In October, Gerard Aching, professor of Africana and Romance Studies in the College of Arts and Sciences, Austin Bunn, associate professor in the department of Performing and Media Arts and director of the Milstein Program in Technology and Humanity, and Maja Anderson, program manager for the Milstein Program, and two of their students will discuss their history mapping project, Voices on the Underground Railroad. The project consists of audio stories about important underground railroad sites in Central and Western New York, written by students and voiced by actors. Secrecy for those traveling the underground railroad to escape slavery means there are few accounts of their struggles. As a result, the students wrote fictional stories informed by research to capture the emotion of this important history. The public launch of the project website is scheduled for mid to late October.
In November, Lori Leonard, professor and chair of the Department of Global Development in the College of Agriculture and Life Sciences, will discuss a podcast from her Global Garbage course. She assigned students to create podcasts exploring the concepts they studied. She will present her reasons for using the podcast format as well as the process she used to have her class develop podcasts.

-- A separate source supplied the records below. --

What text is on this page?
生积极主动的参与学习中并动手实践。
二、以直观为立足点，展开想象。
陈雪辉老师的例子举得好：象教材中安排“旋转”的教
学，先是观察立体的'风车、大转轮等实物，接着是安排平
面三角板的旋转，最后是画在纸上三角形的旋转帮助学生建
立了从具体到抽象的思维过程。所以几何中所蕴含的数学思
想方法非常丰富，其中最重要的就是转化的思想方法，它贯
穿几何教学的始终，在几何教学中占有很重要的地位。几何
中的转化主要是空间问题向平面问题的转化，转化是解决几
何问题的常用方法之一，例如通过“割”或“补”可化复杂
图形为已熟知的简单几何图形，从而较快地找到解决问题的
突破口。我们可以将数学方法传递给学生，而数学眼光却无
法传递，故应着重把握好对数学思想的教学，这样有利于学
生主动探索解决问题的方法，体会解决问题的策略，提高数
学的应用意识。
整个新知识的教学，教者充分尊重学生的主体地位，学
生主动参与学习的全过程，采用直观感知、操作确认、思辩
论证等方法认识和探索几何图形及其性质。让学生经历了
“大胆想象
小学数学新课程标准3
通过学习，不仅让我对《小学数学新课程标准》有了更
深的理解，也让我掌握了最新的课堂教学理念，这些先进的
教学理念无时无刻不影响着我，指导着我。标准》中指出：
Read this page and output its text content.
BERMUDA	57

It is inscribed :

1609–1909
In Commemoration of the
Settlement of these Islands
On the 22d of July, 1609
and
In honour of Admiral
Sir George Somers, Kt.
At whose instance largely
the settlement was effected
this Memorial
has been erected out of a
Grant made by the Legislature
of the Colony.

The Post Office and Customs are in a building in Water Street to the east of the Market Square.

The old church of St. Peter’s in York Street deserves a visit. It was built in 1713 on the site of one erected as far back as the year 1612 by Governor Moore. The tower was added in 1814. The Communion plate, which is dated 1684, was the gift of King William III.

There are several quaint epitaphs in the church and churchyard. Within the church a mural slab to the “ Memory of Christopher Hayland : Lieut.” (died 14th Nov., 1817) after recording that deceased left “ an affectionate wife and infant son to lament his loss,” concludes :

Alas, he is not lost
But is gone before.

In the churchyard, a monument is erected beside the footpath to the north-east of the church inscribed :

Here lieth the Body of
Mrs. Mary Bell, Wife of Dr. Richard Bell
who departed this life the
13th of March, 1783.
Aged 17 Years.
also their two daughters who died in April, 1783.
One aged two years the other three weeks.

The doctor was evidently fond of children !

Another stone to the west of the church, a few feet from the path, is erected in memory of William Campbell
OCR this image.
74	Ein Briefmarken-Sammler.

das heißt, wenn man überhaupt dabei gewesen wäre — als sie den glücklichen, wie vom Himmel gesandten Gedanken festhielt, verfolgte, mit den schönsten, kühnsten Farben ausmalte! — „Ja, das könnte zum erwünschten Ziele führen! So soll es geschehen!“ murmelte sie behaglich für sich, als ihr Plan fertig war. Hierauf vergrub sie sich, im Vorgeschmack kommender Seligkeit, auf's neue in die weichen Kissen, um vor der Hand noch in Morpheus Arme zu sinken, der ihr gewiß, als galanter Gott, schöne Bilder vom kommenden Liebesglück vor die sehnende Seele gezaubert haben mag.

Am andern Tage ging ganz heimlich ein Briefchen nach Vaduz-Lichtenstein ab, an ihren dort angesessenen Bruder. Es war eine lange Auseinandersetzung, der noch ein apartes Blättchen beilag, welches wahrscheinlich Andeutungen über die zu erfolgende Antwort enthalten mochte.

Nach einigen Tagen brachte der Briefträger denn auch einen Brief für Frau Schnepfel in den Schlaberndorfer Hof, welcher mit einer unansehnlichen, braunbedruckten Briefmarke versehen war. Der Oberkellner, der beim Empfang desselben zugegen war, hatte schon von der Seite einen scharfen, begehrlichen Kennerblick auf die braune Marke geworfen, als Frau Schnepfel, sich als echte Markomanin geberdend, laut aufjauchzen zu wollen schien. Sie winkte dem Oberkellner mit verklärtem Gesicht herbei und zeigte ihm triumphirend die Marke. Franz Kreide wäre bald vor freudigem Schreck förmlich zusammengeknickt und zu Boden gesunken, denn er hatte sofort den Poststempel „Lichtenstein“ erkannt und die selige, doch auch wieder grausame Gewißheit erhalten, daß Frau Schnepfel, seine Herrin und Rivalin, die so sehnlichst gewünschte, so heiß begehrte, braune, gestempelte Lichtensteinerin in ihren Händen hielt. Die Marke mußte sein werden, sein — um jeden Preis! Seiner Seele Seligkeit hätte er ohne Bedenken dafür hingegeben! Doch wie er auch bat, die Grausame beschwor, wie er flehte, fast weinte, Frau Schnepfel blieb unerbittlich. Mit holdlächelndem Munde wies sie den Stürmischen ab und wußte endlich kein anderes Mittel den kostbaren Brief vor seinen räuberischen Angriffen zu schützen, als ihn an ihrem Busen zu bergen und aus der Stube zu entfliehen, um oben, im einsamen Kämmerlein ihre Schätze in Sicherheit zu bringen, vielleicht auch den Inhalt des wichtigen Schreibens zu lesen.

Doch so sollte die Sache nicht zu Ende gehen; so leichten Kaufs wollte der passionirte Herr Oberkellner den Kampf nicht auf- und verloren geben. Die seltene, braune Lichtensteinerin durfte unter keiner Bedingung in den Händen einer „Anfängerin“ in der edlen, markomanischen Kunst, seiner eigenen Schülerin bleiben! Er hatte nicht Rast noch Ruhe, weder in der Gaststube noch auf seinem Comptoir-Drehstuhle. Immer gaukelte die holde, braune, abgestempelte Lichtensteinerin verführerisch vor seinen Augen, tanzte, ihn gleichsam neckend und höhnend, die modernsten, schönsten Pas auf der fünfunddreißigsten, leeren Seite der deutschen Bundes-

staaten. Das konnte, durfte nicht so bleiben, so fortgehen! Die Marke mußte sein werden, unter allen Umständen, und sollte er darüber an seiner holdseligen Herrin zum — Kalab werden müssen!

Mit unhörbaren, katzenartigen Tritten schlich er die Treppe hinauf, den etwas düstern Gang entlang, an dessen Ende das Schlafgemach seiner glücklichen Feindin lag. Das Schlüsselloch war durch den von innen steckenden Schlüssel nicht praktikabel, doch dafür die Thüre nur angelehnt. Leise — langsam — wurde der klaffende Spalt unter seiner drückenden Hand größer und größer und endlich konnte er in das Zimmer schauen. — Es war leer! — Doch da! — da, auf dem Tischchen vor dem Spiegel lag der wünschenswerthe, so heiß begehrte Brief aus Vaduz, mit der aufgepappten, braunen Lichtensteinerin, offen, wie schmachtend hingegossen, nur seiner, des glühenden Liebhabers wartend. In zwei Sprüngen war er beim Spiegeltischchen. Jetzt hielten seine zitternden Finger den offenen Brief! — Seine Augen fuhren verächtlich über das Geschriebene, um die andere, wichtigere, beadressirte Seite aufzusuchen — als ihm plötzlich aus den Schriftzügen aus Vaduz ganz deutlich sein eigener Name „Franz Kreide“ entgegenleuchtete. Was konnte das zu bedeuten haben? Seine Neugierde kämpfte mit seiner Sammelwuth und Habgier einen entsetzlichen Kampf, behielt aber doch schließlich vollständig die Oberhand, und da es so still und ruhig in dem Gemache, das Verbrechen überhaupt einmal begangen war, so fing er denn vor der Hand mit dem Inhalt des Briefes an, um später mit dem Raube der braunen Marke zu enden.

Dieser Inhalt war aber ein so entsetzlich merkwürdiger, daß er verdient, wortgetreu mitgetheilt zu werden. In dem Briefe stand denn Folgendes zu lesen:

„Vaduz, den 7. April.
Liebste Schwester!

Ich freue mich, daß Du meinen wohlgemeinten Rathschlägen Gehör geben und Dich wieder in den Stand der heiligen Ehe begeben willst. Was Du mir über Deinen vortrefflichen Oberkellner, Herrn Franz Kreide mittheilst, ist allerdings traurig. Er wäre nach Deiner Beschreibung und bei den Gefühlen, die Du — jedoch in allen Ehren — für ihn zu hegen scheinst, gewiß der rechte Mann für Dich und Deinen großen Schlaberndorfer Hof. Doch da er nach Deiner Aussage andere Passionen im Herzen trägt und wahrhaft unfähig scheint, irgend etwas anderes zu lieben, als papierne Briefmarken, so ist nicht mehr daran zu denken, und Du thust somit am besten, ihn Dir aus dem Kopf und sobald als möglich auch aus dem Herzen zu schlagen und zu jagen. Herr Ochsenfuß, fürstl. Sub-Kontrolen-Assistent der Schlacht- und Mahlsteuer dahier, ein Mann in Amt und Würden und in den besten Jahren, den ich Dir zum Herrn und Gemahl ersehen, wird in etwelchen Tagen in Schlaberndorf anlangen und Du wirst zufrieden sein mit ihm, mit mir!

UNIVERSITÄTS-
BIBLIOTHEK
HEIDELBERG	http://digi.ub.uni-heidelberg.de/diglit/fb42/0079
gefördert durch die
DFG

The November session will also feature the use of short videos as assignments by Amy Kuo Somchanhmavong, associate director for community service-learning and partnership at the David M. Einhorn Center for Community Engagement, who co-leads the Global Citizenship and Sustainability Program with Shorna Allred, professor in Natural Resources and the Environment and Global Development in the College or Agriculture and Life Sciences. Somchanhmavong and Allred used digital storytelling as a reflective mechanism for students to share their experiences in a story format. Somchanhmavong will show examples, describe the process she used, and discuss considerations for video assignments.
The December meeting will feature Atlantic Travelers and Atlantic Commodities, the outcomes of an assignment created by Ernesto Bassi Arevalo, associate professor of History in the College of Arts and Sciences, in which students created online exhibitions about people who navigated the Atlantic Ocean and commodities that were shipped on it from the 16th to 19th centuries.
"Turning the classroom into a workshop where we all work together toward a collective goal offered a new source of motivation and inspiration," said Bassi Arevalo. He will discuss opportunities as well as the limitations of the assignments.